In a dramatic flourish, Seward announces that his duty is to speak for the silenced people of Kansas in calling for the impeachment of Franklin Pierce, for behaviors akin to those of King George III.  

Speechless here, as they yet are, I give utterance to their united voices, and, holding in my hand the arraignment of George III, by the Congress of 1776, 1 impeach— in the words of that immortal text — the President of the United States. 

He then lists a lengthy bill of particulars on behalf of the people of Kansas. These include:  

Refusing to pass laws for the accommodation of the people…

Suspending our own Legislature, and declaring an usurping Legislature…

Keeping among us, in times of peace, standing armies, to compel our submission to a foreign Legislature…

Protecting invaders from punishment for any murders which they shall commit on the inhabitants… 

Abolishing the free system of American law in this Territory… 

The refusal to admit Kansas traces to the South’s efforts to try to impose its demands related to slavery on the rest of the nation. Despite its historical support from some compromised “Northern hands,” the effort has failed for over fifty years, and the time has come to give it up.  

The Congress of the United States can refuse admission to Kansas only on the ground that it will not relinquish the hope of carrying African Slavery into that new Territory. If you are prepared to assume that ground, why not do it manfully and consistently, and establish Slavery there by a direct and explicit act of Congress?  

The slave States practically governed the Union directly for fifty years. They govern it now, only indirectly, through the agency of Northern hands, temporarily enlisted in their support You profess a desire to end this national debate about Slavery, which has become, for you, intolerable.

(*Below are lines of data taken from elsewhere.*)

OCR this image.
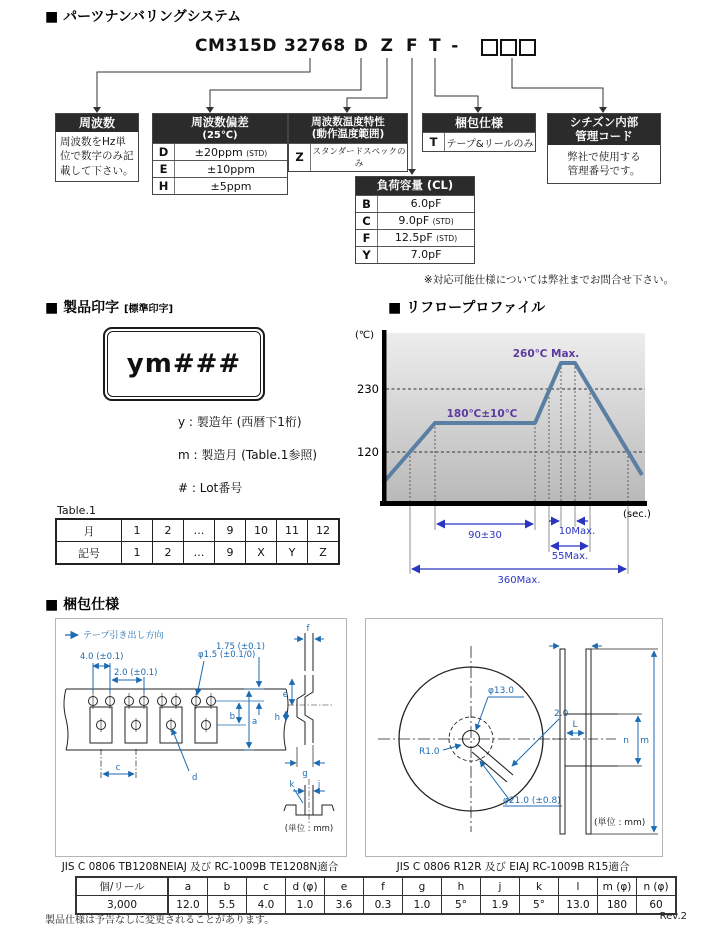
■ パーツナンバリングシステム
CM315D 32768 D Z F T -
周波数
周波数をHz単位で数字のみ記載して下さい。
周波数偏差
(25℃)
D	±20ppm (STD)
E	±10ppm
H	±5ppm
周波数温度特性
(動作温度範囲)
Z	スタンダードスペックのみ
梱包仕様
T テープ&リールのみ
シチズン内部
管理コード
弊社で使用する
管理番号です。
負荷容量 (CL)
B	6.0pF
C	9.0pF (STD)
F	12.5pF (STD)
Y	7.0pF
※対応可能仕様については弊社までお問合せ下さい。
■ 製品印字 [標準印字]
ym###
y : 製造年 (西暦下1桁)
m : 製造月 (Table.1参照)
# : Lot番号
Table.1
月	1	2	…	9	10	11	12
記号	1	2	…	9	X	Y	Z
■ リフロープロファイル
(℃)
230
120
(sec.)
260℃ Max.
180℃±10℃
90±30	10Max.
55Max.
360Max.
■ 梱包仕様
テープ引き出し方向
4.0 (±0.1)
2.0 (±0.1)
φ1.5 (±0.1/0)
1.75 (±0.1)
b a
c
d
f
e
h
g
k	j
(単位 : mm)
φ13.0
2.0
R1.0
φ21.0 (±0.8)
L
n m
(単位 : mm)
JIS C 0806 TB1208NEIAJ 及び RC-1009B TE1208N適合	JIS C 0806 R12R 及び EIAJ RC-1009B R15適合
個/リール	a	b	c	d (φ)	e	f	g	h	j	k	l	m (φ)	n (φ)
3,000	12.0	5.5	4.0	1.0	3.6	0.3	1.0	5°	1.9	5°	13.0	180	60
製品仕様は予告なしに変更されることがあります。	Rev.2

Is it not time to relinquish that hope? 

If the agitation over slavery persists, “the cloud of disunion” will follow, and it would be the Southern states that would prove disloyal. 

The solemnity of the occasion draws over our heads that cloud of disunion, which always arises’ whenever the subject of Slavery is agitated…The slave States…have been loyal hitherto, and 1 hope and trust they ever may remain so. But if disunion could ever come, it would come in the form of a secession of the slaveholding States. 

The proper answer for Kansas lies in immediate admission under the Topeka Constitution, the only path consistent with the cause and values of the United States.

Let it never be forgotten, that the cause of the United States has always been (that) of Universal Freedom. 

Seward’s call for the impeachment of Pierce stuns the Senate and the nation.

Sidebar: Henry Seward And Stephen Douglas As Political Orators

Various observers of the exchanges between Seward and Douglas are struck by their very different oratorical styles.  

Both men are short in stature, although Seward is characterized as diminutive, even frail, while Douglas is barrel-chested and brimming with physicality.  

Seward’s demeanor on the floor is seen as quiet and contemplative as if in speaking he were holding an internal debate with himself on whatever subject is at hand. None of this will do for his harshest critics, one of whom watches his April 9, 1856 address and writes as follows:  

Seward is not a born orator. His general appearance is that of a student. Nothing in his person or aspect give you the impression of mental or physical power. His is a passionless intellect…He may be great in his closet, but his name will never be a rallying cry for the masses.  

On the other hand, there is Douglas. None other than the famous author Harriet Beecher Stowe happens to catch the “Little Giant” during one of the Kansas sessions, and records her thoughts on his oratorical powers.

Every inch of him has its own alertness and motion…(he has) the two requisites of a debater, a melodious voice and a clear, sharply defined enunciation…his forte is his power of mystifying the point….instead of being like an arrow sent at a mark, (his words) resemble rather a bomb which hits nothing in particular, but bursts and sends red-hot nails in every direction…(he is) a leader infinite in resources, artful, adroit, and wholly unscrupulous.